Der Prozess gegen Warlam Babinitsch hatte zwei Tage gedauert. Der Verteidiger hatte auf Geistesgestörtheit plädiert. Die Verfahrensrichtlinien verlangten, dass die Verteidigung nur mit den Aussagen von der Anklage bestellter Zeugen arbeiten durfte, eigene Zeugen durfte sie nicht aufrufen. Nesterow war kein Anwalt, aber er musste auch keiner sein, um zu verstehen, welch ungeheurer Vorteil der Anklage damit in die Hand gespielt wurde. In Babi-nitschs Fall sollte die Verteidigung die Geistesgestörtheit beweisen, ohne auf einen einzigen Zeugen zurückgreifen zu können, der nicht vorher schon von der Anklage präpariert worden war. Da im Krankenhaus Nr. 379 keine Psychologen beschäftigt waren, hatte die Anklage einen Arzt ohne Fachkenntnisse bestimmt, sein Urteil abzugeben. Der Arzt hatte zu Protokoll gegeben, Warlam Babinitsch kenne den Unterschied zwischen richtig und falsch und wisse auch, dass Mord falsch sei. Die Intelligenz des Angeklagten sei zwar begrenzt, aber ausreichend, um einen Begriff wie Verbrechen zu verstehen, denn immerhin habe er bei seiner Verhaftung ja geäußert: Ich bin dermaßen in Schwierigkeiten.
Der Verteidigung blieb anschließend nichts anderes übrig, als denselben Arzt noch einmal in den Zeugenstand zu rufen, damit er nun die gegenteilige Meinung vertrete. Warlam Babinitsch war schuldig gesprochen worden. Nesterow hatte einen maschinengeschriebenen Brief erhalten, in dem bestätigt wurde, dass der Siebzehnjährige auf Knien gestorben war, getötet durch einen Schuss in den Hinterkopf.
Doktor Tjapkins Fall hatte noch weniger Zeit in Anspruch genommen, kaum einen Tag. Seine Frau hatte ausgesagt, er sei gewalttätig, seine krankhaften Phantasien beschrieben und behauptet, der einzige Grund, warum sie nichts gesagt habe, sei die Furcht um ihr eigenes Leben und das ihrer kleinen Kinder gewesen. Außerdem hatte sie vor dem Richter erklärt, sie habe sich von ihrer Religion losgesagt, dem Judentum. Sie wolle ihre Kinder zu aufrechten Kommunisten erziehen. Als Gegenleistung für diese Aussage hatte man sie nach Schachty umgesiedelt, eine Stadt in der Ukraine, wo sie ihr Leben ohne das Stigma des Verbrechens, das ihr Mann begangen hatte, weiterleben konnte. Und da jenseits von Wualsk niemand von diesem Verbrechen erfahren hatte, hatte sie noch nicht einmal ihren Namen ändern müssen.
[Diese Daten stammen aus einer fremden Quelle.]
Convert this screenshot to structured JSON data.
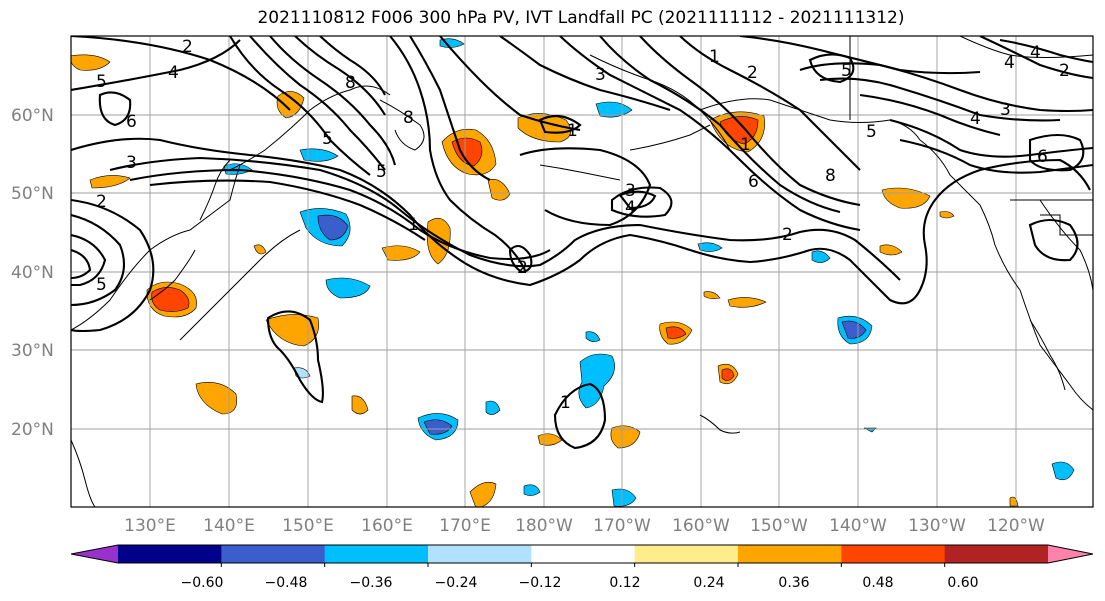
{
  "title": "2021110812 F006 300 hPa PV, IVT Landfall PC (2021111112 - 2021111312)",
  "map": {
    "lat_labels": [
      "60°N",
      "50°N",
      "40°N",
      "30°N",
      "20°N"
    ],
    "lon_labels": [
      "130°E",
      "140°E",
      "150°E",
      "160°E",
      "170°E",
      "180°W",
      "170°W",
      "160°W",
      "150°W",
      "140°W",
      "130°W",
      "120°W"
    ],
    "contour_labels": [
      "2",
      "4",
      "5",
      "6",
      "8",
      "3",
      "2",
      "5",
      "1",
      "8",
      "1",
      "3",
      "4",
      "2",
      "1",
      "3",
      "5",
      "1",
      "2",
      "5",
      "6",
      "8",
      "2",
      "4",
      "3",
      "6",
      "5",
      "4",
      "2",
      "4",
      "5",
      "1"
    ],
    "colors": {
      "neg_4": "#9932cc",
      "neg_3": "#00008b",
      "neg_2": "#3a5fcd",
      "neg_1": "#00bfff",
      "neg_0": "#b0e2ff",
      "zero": "#ffffff",
      "pos_0": "#ffec8b",
      "pos_1": "#ffa500",
      "pos_2": "#ff4500",
      "pos_3": "#b22222",
      "pos_4": "#ff82ab"
    }
  },
  "colorbar": {
    "ticks": [
      "−0.60",
      "−0.48",
      "−0.36",
      "−0.24",
      "−0.12",
      "0.12",
      "0.24",
      "0.36",
      "0.48",
      "0.60"
    ],
    "colors": [
      "#9932cc",
      "#00008b",
      "#3a5fcd",
      "#00bfff",
      "#b0e2ff",
      "#ffffff",
      "#ffec8b",
      "#ffa500",
      "#ff4500",
      "#b22222",
      "#ff82ab"
    ]
  }
}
Nachdem diese beiden Fälle abgeschlossen waren, hatte das Gericht sich an die 200 Verfahren gegen Männer gemacht, denen antisowjetisches Verhalten vorgeworfen wurde. Die Homosexuellen waren zu schweren Lagerhaftstrafen zwischen 5 und 25 Jahren verurteilt worden. Um die schiere Anzahl der Fälle flüssig bearbeiten zu können, hatte sich der Richter für das Strafmaß ein Bewertungsschema ausgedacht, das die berufliche Vergangenheit der Angeklagten, die Anzahl ihrer Kinder sowie schließlich die Anzahl der perversen sexuellen Kontakte, die sie angeblich gehabt hatten, mit in Betracht zog. Parteimitglied zu sein wurde zum Nachteil der Angeklagten ausgelegt, denn sie hatten die Partei in Verruf gebracht, obwohl sie es hätten besser wissen müssen. Sie wurden aus der Partei ausgeschlossen. Trotz der Gleichförmigkeit der Verhandlungen hatte Nesterow sie von Anfang bis Ende verfolgt, alle 200. Nachdem der letzte Mann verurteilt war, hatte er den Gerichtssaal verlassen, nur um zu erleben, dass die örtlichen Parteikader ihm auf die Schulter klopften. Gut gemacht! Es war fast sicher, dass er innerhalb der nächsten paar Monate eine neue Wohnung bekommen würde, spätestens aber bis zum Endes des Jahres.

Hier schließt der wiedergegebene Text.